Mesmo em tempos de crise, quando os cofres do Estado estão quase vazios, existem formas equitativas de obter receitas para financiar os investimentos necessários para reforçar a resiliência das mulheres: fazer com que aqueles que lucram com as crises que assolam o planeta, incluindo desastres naturais, paguem, como recomendado pela Comissão Independente para a Reforma da Tributação Internacional das Empresas (ICRICT), da qual sou membro juntamente com Joseph Stiglitz, Jayati Ghosh e Thomas Piketty, entre muitos outros.

Ao invés de implementarem programas de austeridade com consequências devastadoras para os mais vulneráveis, os Estados podem obter mais recursos fazendo com que as multinacionais mais lucrativas e os ultra ricos pagarem a sua quota-parte.

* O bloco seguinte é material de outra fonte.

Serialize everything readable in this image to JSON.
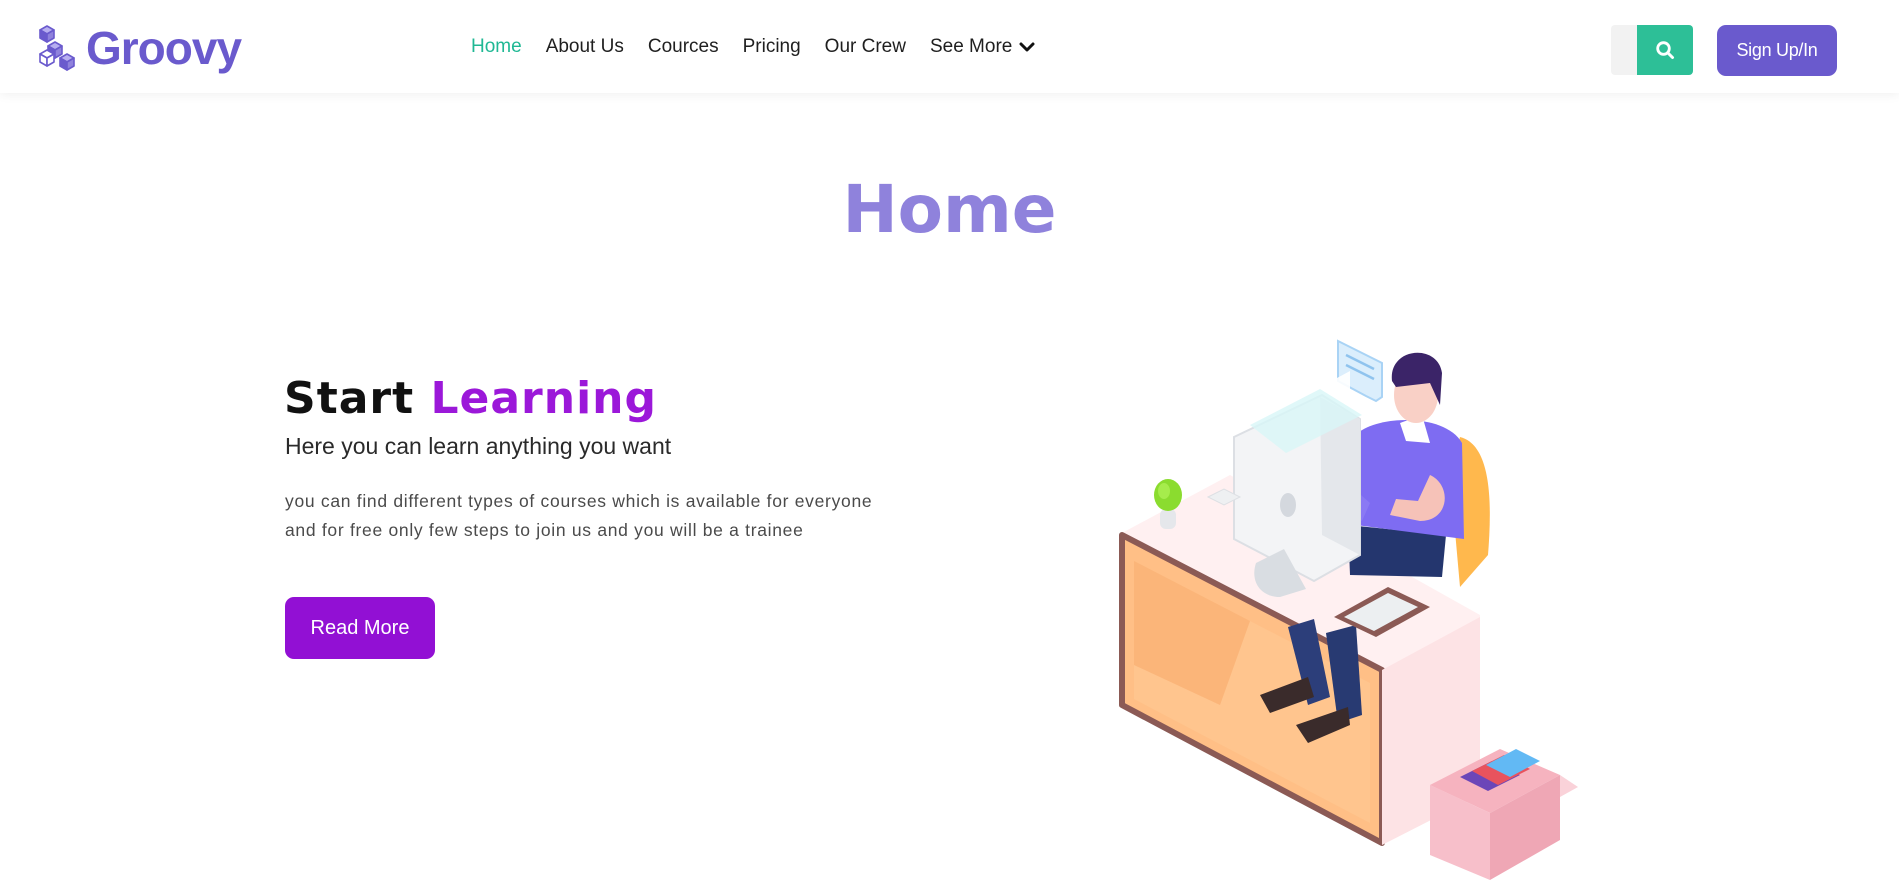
{
  "navbar": {
    "brand": {
      "name": "Groovy",
      "icon": "cubes-logo-icon"
    },
    "links": [
      {
        "label": "Home",
        "active": true
      },
      {
        "label": "About Us",
        "active": false
      },
      {
        "label": "Cources",
        "active": false
      },
      {
        "label": "Pricing",
        "active": false
      },
      {
        "label": "Our Crew",
        "active": false
      }
    ],
    "dropdown": {
      "label": "See More",
      "icon": "chevron-down-icon"
    },
    "search": {
      "placeholder": "",
      "icon": "search-icon"
    },
    "signup_label": "Sign Up/In"
  },
  "page": {
    "title": "Home"
  },
  "hero": {
    "heading_part1": "Start",
    "heading_part2": "Learning",
    "subheading": "Here you can learn anything you want",
    "description_line1": "you can find different types of courses which is available for everyone",
    "description_line2": "and for free only few steps to join us and you will be a trainee",
    "button_label": "Read More"
  },
  "colors": {
    "brand": "#6a5acd",
    "nav_active": "#20b894",
    "search_button": "#2dbf97",
    "title": "#8f82dc",
    "accent": "#9b18d9",
    "read_more": "#9210d4"
  }
}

Isto passa pela introdução de impostos sobre os superlucros das multinacionais, como vários países na Europa e na América Latina já começaram a fazer. Os números são espantosos, como no caso dos gigantes farmacêuticos, que fizeram fortuna vendendo vacinas para combater a Covid-19 e que não poderiam ter desenvolvido sem o apoio de subsídios públicos. Este também é o caso das multinacionais do setor energético ou alimentar: a Oxfam estima que os respetivos lucros tenham aumentado mais de duas vezes e meia (256%) em 2022, em comparação com a média de 2018-2021.

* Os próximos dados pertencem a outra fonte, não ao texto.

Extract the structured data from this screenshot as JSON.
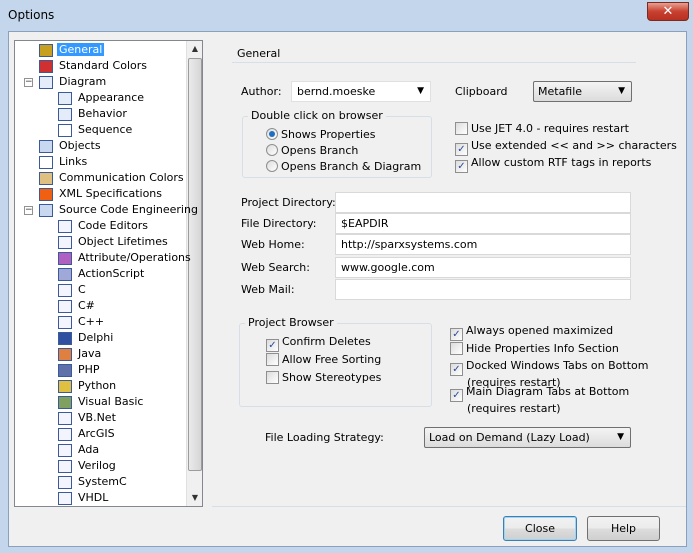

Pelas mesmas razões, é urgente tributar os mais ricos, que hoje quase não pagam impostos. É inadmissível que um homem como Elon Musk, uma das pessoas mais ricas da história, pague 3,3% de imposto, enquanto Aber Christine, uma vendedora de arroz no Uganda, pague 40%, como realça a Oxfam.

Uma tributação progressiva – que faça com que as pessoas mais ricas e as multinacionais paguem uma parcela justa – é uma das ferramentas mais poderosas para reduzir todos os tipos de desigualdade. Enquanto o mundo celebra o Dia Internacional da Mulher, vamos lembrar que é impossível construir sociedades mais resilientes sem lutar pela igualdade de género. Continuar a ignorar este imperativo é uma escolha política e uma ameaça tão perigosa para o desenvolvimento quanto os desastres naturais.

A autora também assina este texto na qualidade de Diretora Executiva da Global Initiative for Economic, Social and Cultural Rights; de 2008 a 2014 foi Relatora da ONU sobre Pobreza Extrema e Direitos Humanos.